Un cadre insuffisant
Le scandale du « Qatargate » a mis en lumière les nombreux manquements aux réglementations mises en œuvre depuis 2011. En effet, les « oublis » de la part d’eurodéputés quant aux cadeaux reçus de la part d’organisations ou d’États tiers apparaissent en nette disproportion avec l’ampleur de ces pratiques : en 2022, seul neuf d’entre eux se sont pliés à l’exercice. Or, depuis l’arrestation d’Eva Kaili, les déclarations se multiplient, à l’image de celle de la présidente du Parlement européen, Roberta Metsola, qui a publié une longue liste des cadeaux reçus en 2022 pour sa première année de mandat. Si ces « omissions » contreviennent aux règles édictées, elles soulignent surtout comment le cadre instauré a été débordé, mettant en exergue les failles de la politique de transparence.

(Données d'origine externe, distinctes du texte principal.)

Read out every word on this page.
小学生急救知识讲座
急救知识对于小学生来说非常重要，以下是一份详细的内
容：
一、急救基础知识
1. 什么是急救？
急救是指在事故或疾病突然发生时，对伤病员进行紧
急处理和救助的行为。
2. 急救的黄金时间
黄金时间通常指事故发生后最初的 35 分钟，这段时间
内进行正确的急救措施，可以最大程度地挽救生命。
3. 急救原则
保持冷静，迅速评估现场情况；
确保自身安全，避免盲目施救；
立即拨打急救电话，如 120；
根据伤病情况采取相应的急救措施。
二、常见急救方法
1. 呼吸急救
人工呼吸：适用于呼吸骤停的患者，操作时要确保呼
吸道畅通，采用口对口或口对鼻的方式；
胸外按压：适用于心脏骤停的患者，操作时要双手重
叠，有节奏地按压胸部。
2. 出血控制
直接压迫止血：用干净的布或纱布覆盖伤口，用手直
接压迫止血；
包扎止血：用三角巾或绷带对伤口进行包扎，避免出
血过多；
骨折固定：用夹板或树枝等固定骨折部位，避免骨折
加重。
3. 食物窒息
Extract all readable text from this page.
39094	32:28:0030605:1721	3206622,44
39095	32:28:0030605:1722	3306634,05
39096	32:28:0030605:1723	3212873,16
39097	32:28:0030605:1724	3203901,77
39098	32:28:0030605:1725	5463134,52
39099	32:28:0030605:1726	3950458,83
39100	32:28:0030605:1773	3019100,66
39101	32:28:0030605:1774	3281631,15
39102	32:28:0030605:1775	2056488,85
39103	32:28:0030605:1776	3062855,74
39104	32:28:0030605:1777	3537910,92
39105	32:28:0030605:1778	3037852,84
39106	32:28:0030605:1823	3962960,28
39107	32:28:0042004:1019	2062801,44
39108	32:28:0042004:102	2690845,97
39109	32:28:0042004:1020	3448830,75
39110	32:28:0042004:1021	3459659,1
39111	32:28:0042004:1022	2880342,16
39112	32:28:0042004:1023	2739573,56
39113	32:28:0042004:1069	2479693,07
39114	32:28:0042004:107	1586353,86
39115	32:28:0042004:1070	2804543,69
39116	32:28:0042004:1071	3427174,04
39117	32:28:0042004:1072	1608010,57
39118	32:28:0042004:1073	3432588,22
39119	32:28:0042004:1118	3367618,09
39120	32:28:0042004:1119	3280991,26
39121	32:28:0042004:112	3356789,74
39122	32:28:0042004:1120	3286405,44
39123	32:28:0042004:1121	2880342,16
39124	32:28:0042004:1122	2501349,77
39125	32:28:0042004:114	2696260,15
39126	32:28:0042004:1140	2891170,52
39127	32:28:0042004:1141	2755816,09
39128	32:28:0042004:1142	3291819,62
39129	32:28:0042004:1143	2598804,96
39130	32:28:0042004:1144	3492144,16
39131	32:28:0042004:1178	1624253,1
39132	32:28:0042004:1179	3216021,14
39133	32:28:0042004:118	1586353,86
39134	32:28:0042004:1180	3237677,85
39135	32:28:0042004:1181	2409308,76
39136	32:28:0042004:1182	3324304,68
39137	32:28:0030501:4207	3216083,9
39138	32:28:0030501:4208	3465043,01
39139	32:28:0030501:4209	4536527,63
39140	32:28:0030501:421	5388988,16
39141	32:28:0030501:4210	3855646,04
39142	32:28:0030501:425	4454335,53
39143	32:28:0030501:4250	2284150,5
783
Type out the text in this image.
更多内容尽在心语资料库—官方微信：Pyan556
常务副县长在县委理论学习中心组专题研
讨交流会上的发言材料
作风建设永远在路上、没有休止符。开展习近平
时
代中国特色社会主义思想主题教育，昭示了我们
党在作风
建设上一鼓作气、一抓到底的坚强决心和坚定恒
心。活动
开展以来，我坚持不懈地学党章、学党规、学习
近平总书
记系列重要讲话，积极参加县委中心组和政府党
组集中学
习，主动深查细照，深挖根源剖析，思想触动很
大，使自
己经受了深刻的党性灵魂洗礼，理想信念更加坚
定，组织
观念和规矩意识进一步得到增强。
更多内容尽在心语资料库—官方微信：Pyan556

Le 12 janvier 2023, Roberta Metsola a présenté les nouvelles pistes envisagées pour renforcer la surveillance et l’encadrement des activités de lobbying. Parmi celles-ci figurent l’abrogation des groupes d’amitié avec des pays tiers, qui ne font à ce jour l’objet d’aucun contrôle ; l’obligation pour les élus et leurs assistants parlementaires de déclarer l’intégralité des rendez-vous pris dans le cadre d’une séance législative (seuls les présidents de commission et rapporteurs y sont contraints), mais aussi l’interdiction pour les élus d’exercer des activités de lobbying dans les années suivant la fin de leur mandat européen. À l’image de l’ancien président de la Commission européenne José Manuel Durao Barroso (2004-2014), membre du conseil d’administration de la banque américaine d’investissement Goldman Sachs depuis 2016, nombreux sont ceux qui exploitent leurs connaissances des rouages et des acteurs européens pour se reconvertir dans le privé.
L’adoption de telles mesures s’avère difficile. S’il s’agit de restaurer la confiance en l’UE auprès des citoyens européens, certains s’inquiètent d’un encadrement trop strict des activités d’influence qui entamerait la puissance de l’Union comme arène majeure de négociation entre les acteurs de la mondialisation.